I dont think the mechanics modules introduce vectors until module 3. Before that its more distance & angle.
At least with self taught, you can pick and choose what modules to do exams in Jan & May, as well as spread the A-level out if need be. Its much easier to revise if you do say 2 exams in Jan, and 4 in May.
You can book exams through a company called 'Pearson VUE'. They have places all over the UK. When I did, I basically had a whole room to myself (apart from once when there was a hot girl )
@BenS1, the only place Ive seen you can do further maths is if you went to a 6th form college. Otherwise you'll have to go down the self-taught route (which only requires slightly more self-organisation than distance learning). Also if you're interested, you can do 3 A-levels in maths; maths, further maths, further maths additional. Is it possible you could do a 1-year foundation (distance) degree?
Sorry for late reply
I got A's in both cases
89% for distance learnng and 88% self taught (not statistically significant!)
I actually got a B at GCSE that i'd done 4 & 5 years earlier.

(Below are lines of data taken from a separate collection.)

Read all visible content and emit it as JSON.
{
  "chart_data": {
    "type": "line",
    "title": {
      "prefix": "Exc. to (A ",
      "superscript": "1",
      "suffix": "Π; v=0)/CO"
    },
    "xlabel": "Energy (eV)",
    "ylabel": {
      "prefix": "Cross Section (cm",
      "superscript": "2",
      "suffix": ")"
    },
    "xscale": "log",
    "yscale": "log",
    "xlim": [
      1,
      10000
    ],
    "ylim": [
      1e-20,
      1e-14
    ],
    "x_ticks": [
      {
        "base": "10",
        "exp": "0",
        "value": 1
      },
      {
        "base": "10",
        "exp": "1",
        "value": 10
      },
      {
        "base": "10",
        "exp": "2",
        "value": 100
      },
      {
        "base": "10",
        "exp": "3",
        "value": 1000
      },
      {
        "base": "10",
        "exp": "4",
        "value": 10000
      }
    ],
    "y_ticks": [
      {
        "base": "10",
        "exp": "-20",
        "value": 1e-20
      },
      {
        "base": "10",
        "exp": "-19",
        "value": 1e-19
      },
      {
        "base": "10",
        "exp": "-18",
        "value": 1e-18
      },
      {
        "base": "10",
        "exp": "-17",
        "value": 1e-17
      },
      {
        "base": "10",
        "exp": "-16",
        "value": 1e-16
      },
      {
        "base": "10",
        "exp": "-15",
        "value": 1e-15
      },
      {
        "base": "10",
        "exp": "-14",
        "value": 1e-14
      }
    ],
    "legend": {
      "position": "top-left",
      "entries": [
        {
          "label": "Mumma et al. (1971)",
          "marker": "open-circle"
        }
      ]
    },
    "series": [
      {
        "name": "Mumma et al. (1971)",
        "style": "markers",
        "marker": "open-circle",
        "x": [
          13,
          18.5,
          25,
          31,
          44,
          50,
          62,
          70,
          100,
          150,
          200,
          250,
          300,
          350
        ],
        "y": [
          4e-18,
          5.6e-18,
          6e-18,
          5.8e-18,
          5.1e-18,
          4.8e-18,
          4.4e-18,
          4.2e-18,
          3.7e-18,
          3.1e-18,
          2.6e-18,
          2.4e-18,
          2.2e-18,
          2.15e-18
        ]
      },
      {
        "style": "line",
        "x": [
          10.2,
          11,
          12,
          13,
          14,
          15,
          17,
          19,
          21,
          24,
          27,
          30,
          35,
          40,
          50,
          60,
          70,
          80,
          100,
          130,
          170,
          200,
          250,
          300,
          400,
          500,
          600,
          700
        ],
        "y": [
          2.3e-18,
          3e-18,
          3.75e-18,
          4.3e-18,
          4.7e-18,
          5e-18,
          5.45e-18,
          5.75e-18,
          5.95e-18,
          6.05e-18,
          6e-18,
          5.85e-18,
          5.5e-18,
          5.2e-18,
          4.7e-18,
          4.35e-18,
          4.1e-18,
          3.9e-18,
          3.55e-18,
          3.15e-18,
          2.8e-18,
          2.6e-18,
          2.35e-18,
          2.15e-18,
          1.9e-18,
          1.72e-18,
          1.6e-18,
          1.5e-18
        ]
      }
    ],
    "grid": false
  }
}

It really depends on your strongest learning style. After a while with the distance learning I
found I very rarely needed help hence the reason I dropped it.

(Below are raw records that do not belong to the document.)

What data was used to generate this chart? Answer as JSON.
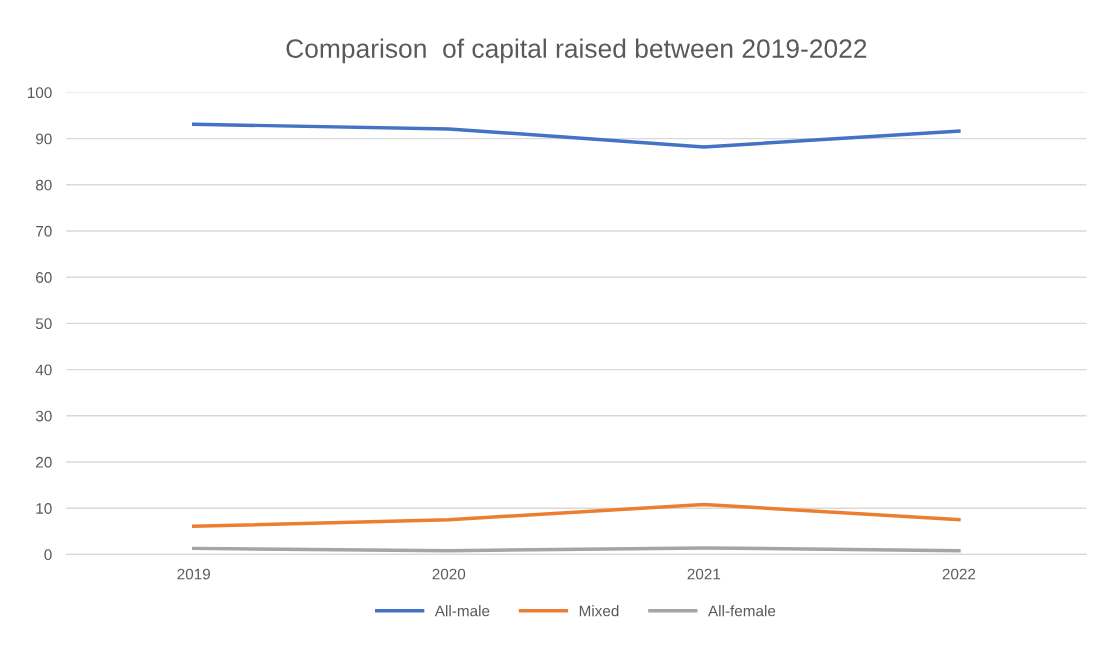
{
  "chart_data": {
    "type": "line",
    "title": "Comparison  of capital raised between 2019-2022",
    "categories": [
      "2019",
      "2020",
      "2021",
      "2022"
    ],
    "series": [
      {
        "name": "All-male",
        "color": "#4472c4",
        "values": [
          93.1,
          92.1,
          88.2,
          91.6
        ]
      },
      {
        "name": "Mixed",
        "color": "#ed7d31",
        "values": [
          6.1,
          7.5,
          10.8,
          7.5
        ]
      },
      {
        "name": "All-female",
        "color": "#a5a5a5",
        "values": [
          1.3,
          0.8,
          1.4,
          0.8
        ]
      }
    ],
    "ylim": [
      0,
      100
    ],
    "yticks": [
      0,
      10,
      20,
      30,
      40,
      50,
      60,
      70,
      80,
      90,
      100
    ],
    "grid": "y",
    "legend": "bottom",
    "marker": "none",
    "line_style": "solid"
  }
}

Are you working full-time/part-time/unemployed? If you don't have much time it might be best
to get a tutor. I was only p/t so getting stuck wasn't much of a prob. Of course you could
make use of forums like this if you get stuck.

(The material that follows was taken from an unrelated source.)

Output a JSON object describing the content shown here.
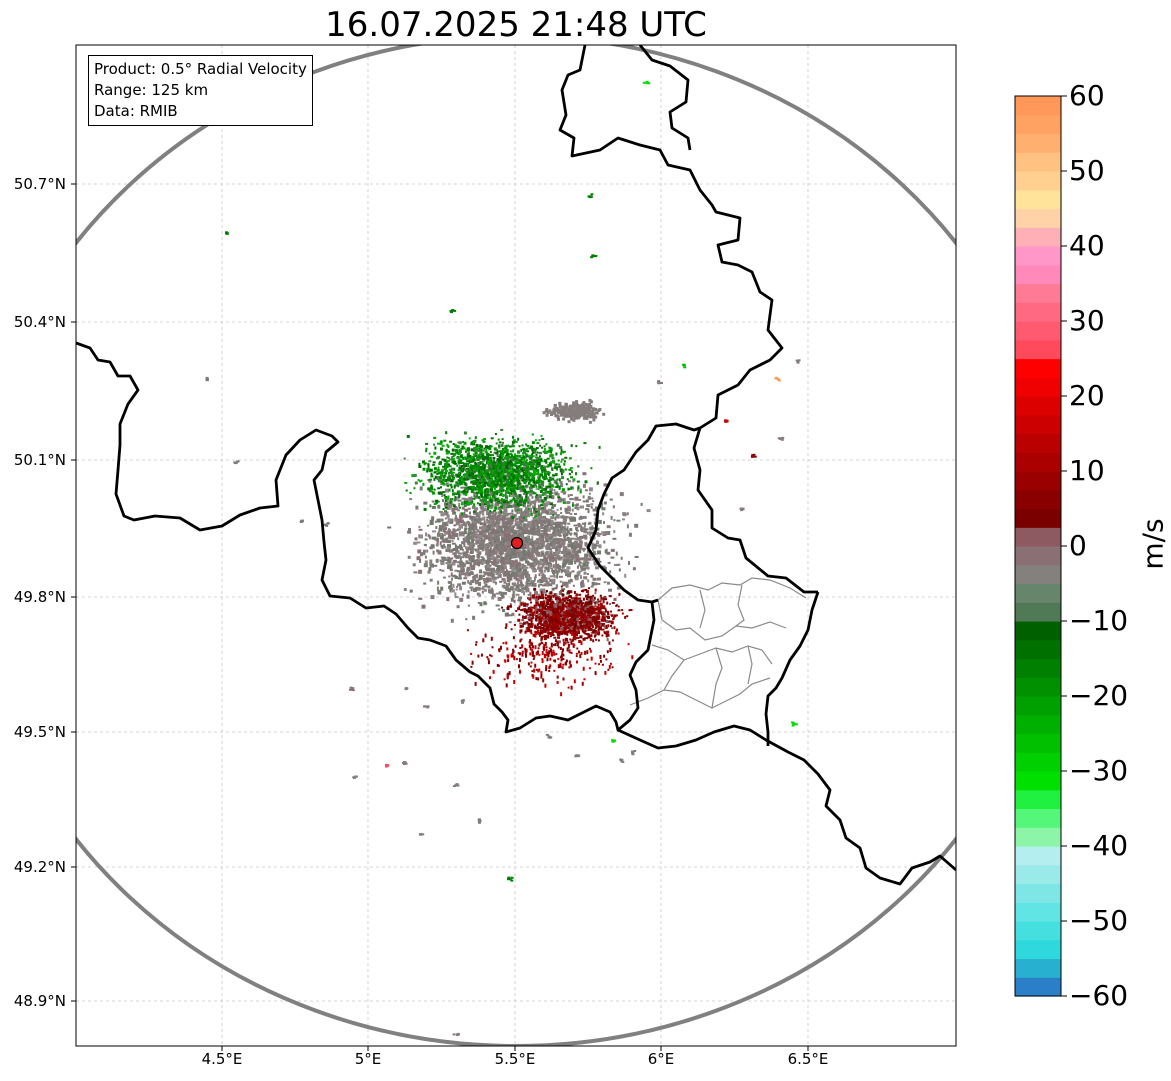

What level are you at now? Have you done any graphics/physics programming? If some of the
pure/core modules and mechanics modules will be a doddle.
There might be better distance learners than the NEC so I can't help you with which to choose.
If you go self taught youll have near complete control over which modules you choose. Either
way you'll spend most of your time learning from the text.
'Fraid I threw out my stuff when I went to uni but I was sent the texts, a couple of work
books to summarise things and practice stuff, and coursework sheets.
However, when I did further maths, the Edexcel website provides summary formula's etc and
practice/past papers (invaluable - cant state that enough). In both cases, it was the practice
papers that I found to be the best gauge of my progress. Also the specs tell you specifaclly
what you need to know for the exam.
If you just want to try things out self-taught, do this:
Go to an exam board website (Edxcel, AQA etc). Get the module specs for A-level maths.
Pick 1 or 2 modules that are part of A-level maths (unless things have changed they're called
the 'core' modules).
Buy the required texts (usually 1 book for each module)
Work through the books.
Do past/practice papers after.
If you'll feeling confident near xmas, book to take the exams in January.
Then you should know if self taught works.
If not, you might (got no idea) have to wait till following september to embark with distance
Anyway, if its programming in general you're looking to enhance, Id highly recommend the
'decision maths' modules [search amazon 'decision maths heineman']. They cover stuff like
binary searches, algorithms for bin packing, finding the shortest route across a network of
nodes. (also useful for AI)
If its physics, then the mechanics modules and pure/core modules.
Oh and statistics module 1 is an easy way to get some marks.
You can re-take modules and you get the higher mark of the 2 modules.
If you go self-taught, send me ur email and ill try and find the latest info you'll need (else
Ill some old pdf's).
Remember, maths is largely a subject you train at rather than a bunch of facts to memorise so practice practice practice! (thats what got me my A's). Read and re-read material, writing notes as you go. Do the practice questions/check your answers, then write up what you know (important for your understanding and essential for revision). That will also help it stick. If you're stuck, do the examples, side-by-side with the books examples. Its better than just reading them.
So, got the time? Self-taught is fine.
Time v. limited? Distance learning or you could spread the A-level over up to 3 years.